About multimodal sequence input

showlab / Show-o

Repository for Show-o, One Single Transformer to Unify Multimodal Understanding and Generation.

https://arxiv.org/abs/2408.12528

Apache License 2.0

1.03k stars 44 forks source link

About multimodal sequence input #38

Open tulvgengenr opened 1 month ago

tulvgengenr commented 1 month ago

Hello, I am very interested in your great work. I see in the code that the sequence of the image generation input is basically text tokens before image tokens, what about reversing the order when generating the image?

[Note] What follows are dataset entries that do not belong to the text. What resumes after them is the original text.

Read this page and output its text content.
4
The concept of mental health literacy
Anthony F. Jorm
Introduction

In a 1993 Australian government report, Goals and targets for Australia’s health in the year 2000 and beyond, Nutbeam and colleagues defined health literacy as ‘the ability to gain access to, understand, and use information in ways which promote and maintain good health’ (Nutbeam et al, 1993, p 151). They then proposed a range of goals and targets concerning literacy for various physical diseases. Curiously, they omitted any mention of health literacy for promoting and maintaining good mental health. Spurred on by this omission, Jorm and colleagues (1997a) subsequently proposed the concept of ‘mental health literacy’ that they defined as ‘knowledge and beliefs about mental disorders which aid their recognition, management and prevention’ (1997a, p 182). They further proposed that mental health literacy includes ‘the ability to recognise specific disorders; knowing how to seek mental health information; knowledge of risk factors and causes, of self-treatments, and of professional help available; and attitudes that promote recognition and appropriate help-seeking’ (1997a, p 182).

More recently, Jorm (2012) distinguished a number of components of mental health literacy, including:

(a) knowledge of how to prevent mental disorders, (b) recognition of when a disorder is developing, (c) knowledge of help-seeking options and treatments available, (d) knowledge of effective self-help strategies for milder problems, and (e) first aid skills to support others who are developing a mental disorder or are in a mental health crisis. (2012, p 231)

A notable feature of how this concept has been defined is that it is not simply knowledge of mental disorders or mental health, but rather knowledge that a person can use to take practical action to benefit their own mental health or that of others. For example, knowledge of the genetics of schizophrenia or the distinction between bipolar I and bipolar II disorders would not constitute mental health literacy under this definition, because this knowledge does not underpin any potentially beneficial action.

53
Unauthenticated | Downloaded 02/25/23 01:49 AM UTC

Sierkinhane commented 1 month ago

Hi, we did not try that.

zc1023 commented 1 month ago

Hello, there is something strange for me about multimodal sequence input in mmu. In embedding input, the sequence is [system embedding, image embedding, question embedding]. However, in tokens input, the sequence is [question token, image token]. Does the input order not matter?

Sierkinhane commented 1 month ago

Hi, for continuous clip-vit features, we follow llava's processing. In our experiments, it seems that the order does not matter a lot.

zc1023 commented 1 month ago

Hi, for continuous clip-vit features, we follow llava's processing. In our experiments, it seems that the order does not matter a lot.

This result is quite interesting. I'd like to know which input order while training.